Hot indie directors either perched on the edge of mainstream success or still swimming in it bringing a well-respected author who had proved especially good to adapt to the screen. If this isn’t a recipe for success, what is?

That sense of optimism carried through the credits, which depict Ted the Bellhop (Tim Roth) as an animated figure bedeviled by his hat, the hotel elevator, and the guests. All the while, the bouncy “Vertigogo” jauntily suggests that Ted losing his pants, falling down an elevator and more are nothing to be taken seriously.

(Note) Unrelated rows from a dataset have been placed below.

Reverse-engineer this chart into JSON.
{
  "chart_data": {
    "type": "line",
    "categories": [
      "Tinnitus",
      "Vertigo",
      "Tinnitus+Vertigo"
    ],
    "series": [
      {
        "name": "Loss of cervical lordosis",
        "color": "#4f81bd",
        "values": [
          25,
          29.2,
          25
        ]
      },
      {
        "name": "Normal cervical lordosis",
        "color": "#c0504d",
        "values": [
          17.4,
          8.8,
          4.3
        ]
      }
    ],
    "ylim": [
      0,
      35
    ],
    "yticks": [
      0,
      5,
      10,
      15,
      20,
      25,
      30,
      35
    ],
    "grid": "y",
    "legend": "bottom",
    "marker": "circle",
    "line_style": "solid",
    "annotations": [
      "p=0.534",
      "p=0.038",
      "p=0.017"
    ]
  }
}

Alas, the rest of the movie seems to take its cue from this last bit. As a result, each segment ends up feeling as light as a sheet of paper and just as substantial. Whether it is Ted dealing with a coven of witches (Sammi Davis, Valeria Golino, Madonna, Ione Skye, Lili Taylor, and Alicia Witt) who are attempting to resurrect their wronged “ancestor” Diana (Amanda De Cadenet) or a kinky couple (David Proval, Jennifer Beals) trying to rope him into their fun and/or kill him, we never actually feel nervous about his fate. 

The tone does not do much to help Tim Roth’s performance. Roth, essentially, has been given two directions to take his character, neither of which mesh particularly well. On the one hand, he gives the bellhop an almost Charlie Chaplin silent film feel. The impish looks, the exaggerated shock takes, the way he bounces in place or struts behind his room service cart, it all serves to heighten that comparison. 

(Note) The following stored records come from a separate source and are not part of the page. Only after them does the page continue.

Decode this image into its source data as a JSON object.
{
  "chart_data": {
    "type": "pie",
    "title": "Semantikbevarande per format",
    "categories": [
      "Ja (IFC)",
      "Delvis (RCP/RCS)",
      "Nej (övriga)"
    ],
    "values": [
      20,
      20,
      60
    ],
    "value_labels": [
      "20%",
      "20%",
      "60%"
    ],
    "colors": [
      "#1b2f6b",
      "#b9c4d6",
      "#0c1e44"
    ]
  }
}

On the other hand, he has lines. Every time he opens his mouth, he is forced to undermine the silent movie side of his character. In silent movie mode, he has a delightful quality to him. He is delightful whether he takes his tip from between Madonna’s character’s cleavage or confidently delivering ice to what he expects to be a New Year’s Eve frat party. When Ted speaks though, it’s nearly always in a most unpleasant whine. Roth is clearly giving the directors what they want, you just cannot help but wonder why exactly they wanted him to do that.

Each segment ends up feeling as light as a sheet of paper and just as substantial.

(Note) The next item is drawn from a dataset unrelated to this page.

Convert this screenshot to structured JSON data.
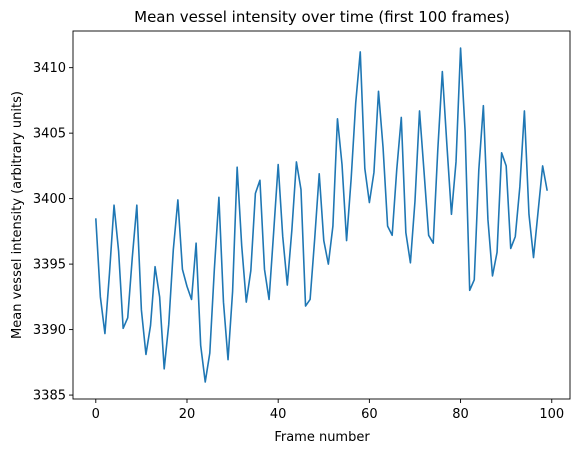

Another issue that one encounters when watching anthologies is the wildly divergent styles of each segment. Interestingly, Four Rooms largely dodges this bullet: even the section with the most stylistic flourishes — the coven-driven first installment “The Missing Ingredient”, directed by Allison Anders — feels a piece with everything that follows. 

Still, after a while, one finds themselves disappointed in the sameness of it all. Certainly, there could have been a way for Anders to deliver her cartoon-infused tale of witches and Tarantino to deliver a decidedly Quentin take on bored Hollywood types (including an uncredited Bruce Willis) creating an artificial danger to keep themselves interesting and interested. Anders gets her witch story, sure, but Tarantino’s “The Man From Hollywood” only stands out as a QT effort because of his motormouthed central performance. The fact that it might be the best acting performance of his career — not the least of which can be owed to steering clear of the n-word for once — is hardly a substitute for losing his keen eye or typically spot-on needle drops.

Somehow, on paper, Four Rooms gets it all right. It is smartly cast, the made interesting choices on who to put behind the lens, they find a believable way to connect all the tales, and no one section feels like it belongs in a different film. In practice, however, the directors largely seemed stripped of their edge and flair, Roth ends up handcuffed by impossible-to-realize duality, and the whole exercise never manages to get your heart racing enough to make it worth the journey.